Belarus faces sanctions
January 19, 2011The European Union will reinstate a travel ban on Belarus President Alexander Lukashenko failing the release of opponents rounded up in a crackdown, EU chief diplomat Catherine Ashton said Wednesday.
"The events which followed the elections in Belarus on 19 December have come as a shock to all of us," Ashton told the European Parliament in Strasbourg, France. "The time has come to act."
Ashton made the announcement ahead of a meeting of EU foreign ministers in Brussels at the end of January. Poland on Tuesday unilaterally slapped visa sanctions on Belarus officials involved in last month's post-election crackdown on government opponents.
Stefan Meister of the German Council on Foreign Relations (DGAP) told Deutsche Welle that while it is good that Poland is already putting pressure on the EU to act, the union needs to move together in this, preferably on two levels.
"We need sanctions toward the regime, we have to show the regime that they are making big mistakes and they need to feel this," he said. "On the other hand, we need very low visa restrictions for the people, more financial and political support for civil society organizations and for the people around the candidates who are still in jail."
President Lukashenko won a fourth term in office in a December poll that international observers said was rigged. Tens of thousands of people protested on election night in Minsk. Authorities detained about 600 people, including most of the opposition candidates.
Risk of complete isolation
EU states condemned the crackdown and warned that Lukashenko risks complete isolation if it continues. The US is also exploring a range of possible economic, financial or travel sanctions against Belarus.
Hundreds of detainees have been released, but authorities are still holding some of the country's most prominent opposition activists. An EU request to visit detainees has been denied, and human rights advocates are increasingly concerned. The German government's top human rights official, Markus Löning, recently visited Minsk, and he, too, left empty-handed.
"We don't know anything about the state the prisoners are in," he said. "Their lawyers were last in touch with them on December 29."
Belarus dropped from list
The German foreign ministry this week summoned the Belarusian ambassador after a newspaper in Minsk had accused Germany and Poland of plotting to overthrow Lukashenko. Berlin will not send a representative to Lukashenko's inauguration, which is planned for Friday. Wolfgang Ischinger, head of the prestigious Munich Security Conference, has revoked Belarus from attending next month's annual meeting on defense issues.
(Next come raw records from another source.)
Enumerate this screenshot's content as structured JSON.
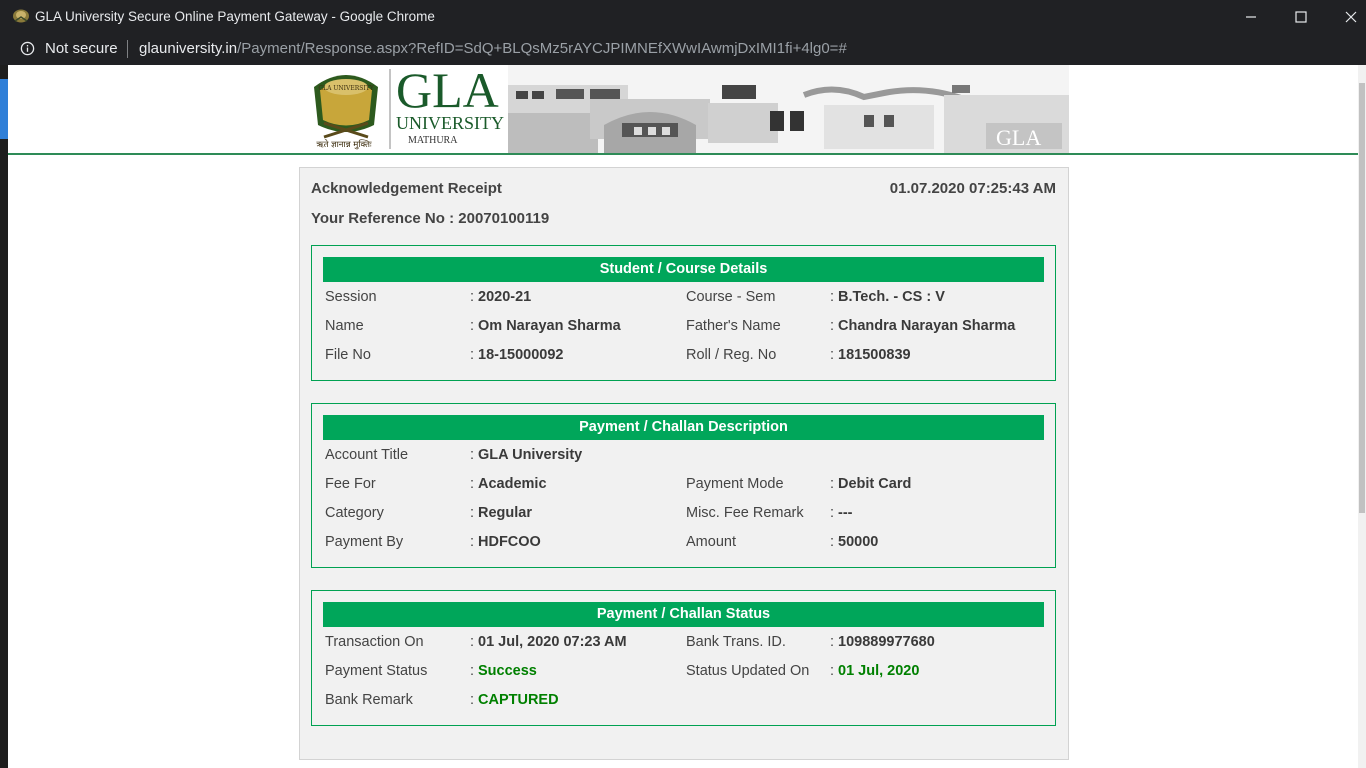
{
  "window": {
    "title": "GLA University Secure Online Payment Gateway - Google Chrome"
  },
  "address_bar": {
    "security_label": "Not secure",
    "url_host": "glauniversity.in",
    "url_path": "/Payment/Response.aspx?RefID=SdQ+BLQsMz5rAYCJPIMNEfXWwIAwmjDxIMI1fi+4lg0=#"
  },
  "banner": {
    "logo_text_big": "GLA",
    "logo_text_university": "UNIVERSITY",
    "logo_text_city": "MATHURA",
    "logo_seal_text": "GLA UNIVERSITY",
    "logo_motto": "ऋते ज्ञानान्न मुक्तिः",
    "watermark_text": "GLA"
  },
  "receipt": {
    "title": "Acknowledgement Receipt",
    "datetime": "01.07.2020 07:25:43 AM",
    "reference_label": "Your Reference No : ",
    "reference_no": "20070100119"
  },
  "colon": ":",
  "student_course": {
    "heading": "Student / Course Details",
    "session_label": "Session",
    "session_value": "2020-21",
    "course_sem_label": "Course - Sem",
    "course_sem_value": "B.Tech. - CS : V",
    "name_label": "Name",
    "name_value": "Om Narayan Sharma",
    "father_label": "Father's Name",
    "father_value": "Chandra Narayan Sharma",
    "file_label": "File No",
    "file_value": "18-15000092",
    "roll_label": "Roll / Reg. No",
    "roll_value": "181500839"
  },
  "payment_description": {
    "heading": "Payment / Challan Description",
    "account_label": "Account Title",
    "account_value": "GLA University",
    "fee_for_label": "Fee For",
    "fee_for_value": "Academic",
    "mode_label": "Payment Mode",
    "mode_value": "Debit Card",
    "category_label": "Category",
    "category_value": "Regular",
    "misc_label": "Misc. Fee Remark",
    "misc_value": "---",
    "paid_by_label": "Payment By",
    "paid_by_value": "HDFCOO",
    "amount_label": "Amount",
    "amount_value": "50000"
  },
  "payment_status": {
    "heading": "Payment / Challan Status",
    "txn_on_label": "Transaction On",
    "txn_on_value": "01 Jul, 2020 07:23 AM",
    "bank_txn_label": "Bank Trans. ID.",
    "bank_txn_value": "109889977680",
    "status_label": "Payment Status",
    "status_value": "Success",
    "updated_label": "Status Updated On",
    "updated_value": "01 Jul, 2020",
    "remark_label": "Bank Remark",
    "remark_value": "CAPTURED"
  },
  "colors": {
    "header_green": "#00a65a",
    "status_green": "#008000",
    "chrome_dark": "#202124"
  }
}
There have been calls for new elections, but Stefan Meister of the DGAP said that is not as easy as it may sound. "Under which conditions - that is the key question," he said. "It wouldn't make sense for the same regime to organize new elections; polls would have to be independently organized to ensure free and democratic elections."
And there is another key factor in dealing with Belarus: Russia, which has in the past been very supportive of Lukashenko's regime. "Because of the isolation after the elections, Belarus depends much more on Russia," he said. "If we want to have a regime change, or if we want to influence Lukashenko, we need to talk to Russia."